AI in practice

Artists can now poison their AI foes with Nightshade

Matthias Bastian
a glitch aesthetic digital nightshade

Midjourney prompted by THE DECODER

Nightshade, an AI-based tool designed to help artists protect their artwork, is now available in version 1.0.

The development team recommends that artists use Nightshade before using Glaze, another AI-based artwork protection tool (see below). Glaze should always be used.

The interaction between the two tools is currently being tested. A combined Glaze/Nightshade tool is in development.

After downloading Nightshade, users will need Internet access and approximately 4 GB of disk space for additional ML libraries and resources.

Users who already have Glaze installed can reuse the resource files with Nightshade, so no large additional downloads are required.

Before using Nightshade, the team recommends that you read the user manual for step-by-step instructions.

The application can be downloaded here for free for both Windows GPU/CPU and MacOS (CPU only, M1, M2, M3).

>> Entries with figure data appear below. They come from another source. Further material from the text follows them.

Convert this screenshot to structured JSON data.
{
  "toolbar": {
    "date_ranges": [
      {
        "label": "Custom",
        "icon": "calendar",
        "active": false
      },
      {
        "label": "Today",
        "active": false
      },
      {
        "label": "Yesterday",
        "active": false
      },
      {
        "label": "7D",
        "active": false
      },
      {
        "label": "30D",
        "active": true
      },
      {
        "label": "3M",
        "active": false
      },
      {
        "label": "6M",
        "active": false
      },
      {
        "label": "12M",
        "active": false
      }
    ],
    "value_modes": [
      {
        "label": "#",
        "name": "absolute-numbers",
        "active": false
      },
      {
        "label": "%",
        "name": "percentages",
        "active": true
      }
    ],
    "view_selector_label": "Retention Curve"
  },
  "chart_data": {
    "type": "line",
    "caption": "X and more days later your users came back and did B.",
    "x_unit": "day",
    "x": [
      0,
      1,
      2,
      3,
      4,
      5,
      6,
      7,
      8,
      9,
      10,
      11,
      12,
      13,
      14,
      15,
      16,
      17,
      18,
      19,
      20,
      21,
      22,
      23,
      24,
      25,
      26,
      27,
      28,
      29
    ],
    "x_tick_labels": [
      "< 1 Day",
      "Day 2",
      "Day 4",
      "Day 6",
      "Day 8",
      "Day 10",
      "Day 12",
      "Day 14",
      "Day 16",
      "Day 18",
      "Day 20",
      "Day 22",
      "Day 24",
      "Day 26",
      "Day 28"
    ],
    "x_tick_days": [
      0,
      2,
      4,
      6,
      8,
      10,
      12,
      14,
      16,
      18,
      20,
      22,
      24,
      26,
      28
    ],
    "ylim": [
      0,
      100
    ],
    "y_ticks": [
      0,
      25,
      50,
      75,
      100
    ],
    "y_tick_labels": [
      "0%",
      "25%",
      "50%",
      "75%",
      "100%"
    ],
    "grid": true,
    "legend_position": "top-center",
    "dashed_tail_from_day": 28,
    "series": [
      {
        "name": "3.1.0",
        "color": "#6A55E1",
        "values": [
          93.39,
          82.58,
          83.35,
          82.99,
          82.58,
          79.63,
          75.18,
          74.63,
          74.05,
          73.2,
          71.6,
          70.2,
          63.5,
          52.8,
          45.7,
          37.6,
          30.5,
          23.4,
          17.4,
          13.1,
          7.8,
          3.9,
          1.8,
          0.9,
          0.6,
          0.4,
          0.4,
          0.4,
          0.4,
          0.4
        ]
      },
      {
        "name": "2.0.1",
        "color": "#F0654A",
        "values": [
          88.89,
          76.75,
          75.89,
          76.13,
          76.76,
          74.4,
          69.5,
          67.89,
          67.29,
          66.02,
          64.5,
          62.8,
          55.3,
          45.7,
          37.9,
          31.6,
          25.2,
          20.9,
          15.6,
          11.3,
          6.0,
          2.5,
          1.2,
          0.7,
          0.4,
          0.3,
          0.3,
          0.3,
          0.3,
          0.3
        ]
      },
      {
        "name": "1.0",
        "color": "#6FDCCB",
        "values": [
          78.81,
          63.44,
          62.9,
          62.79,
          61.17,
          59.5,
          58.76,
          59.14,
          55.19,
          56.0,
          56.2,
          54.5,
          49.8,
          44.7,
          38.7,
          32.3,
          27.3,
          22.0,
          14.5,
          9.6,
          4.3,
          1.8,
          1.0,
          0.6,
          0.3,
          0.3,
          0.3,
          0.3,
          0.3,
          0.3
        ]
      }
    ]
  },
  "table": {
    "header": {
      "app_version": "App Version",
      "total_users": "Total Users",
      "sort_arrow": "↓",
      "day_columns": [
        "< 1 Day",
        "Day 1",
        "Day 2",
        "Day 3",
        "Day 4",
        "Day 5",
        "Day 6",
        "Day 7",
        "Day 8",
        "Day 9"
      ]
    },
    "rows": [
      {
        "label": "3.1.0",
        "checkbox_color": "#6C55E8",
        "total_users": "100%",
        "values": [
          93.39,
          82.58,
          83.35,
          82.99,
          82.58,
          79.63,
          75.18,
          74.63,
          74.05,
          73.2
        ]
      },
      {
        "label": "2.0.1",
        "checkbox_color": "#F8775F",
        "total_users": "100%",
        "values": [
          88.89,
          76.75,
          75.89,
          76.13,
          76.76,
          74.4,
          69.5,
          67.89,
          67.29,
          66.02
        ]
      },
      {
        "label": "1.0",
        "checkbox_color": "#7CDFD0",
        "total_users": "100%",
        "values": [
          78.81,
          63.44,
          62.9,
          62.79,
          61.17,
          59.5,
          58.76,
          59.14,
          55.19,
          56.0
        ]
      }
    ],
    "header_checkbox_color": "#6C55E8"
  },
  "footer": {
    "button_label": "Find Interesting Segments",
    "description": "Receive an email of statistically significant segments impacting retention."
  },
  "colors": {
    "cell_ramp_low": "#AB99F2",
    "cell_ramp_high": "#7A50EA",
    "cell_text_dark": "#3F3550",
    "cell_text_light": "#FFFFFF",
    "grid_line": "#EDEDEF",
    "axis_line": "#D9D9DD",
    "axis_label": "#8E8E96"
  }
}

Glaze and Nightshade are tools designed to sabotage AI models. Glaze implements invisible pixels in original images that cause the image to fool AI systems into believing false styles. For example, Glaze can be used to transform a hand-drawn image into a 3D rendering.

Nightshade, named after the highly poisonous plant, works on the same principle as Glaze, but goes one step further: it is designed to use the manipulated pixels to damage the model by confusing it. For example, the AI model might see a car instead of a train.

Fewer than 100 of these "poisoned" images could be enough to corrupt an image AI model, the developers suspect. Nightshade is being developed by the same team as Glaze and will be integrated into Glaze.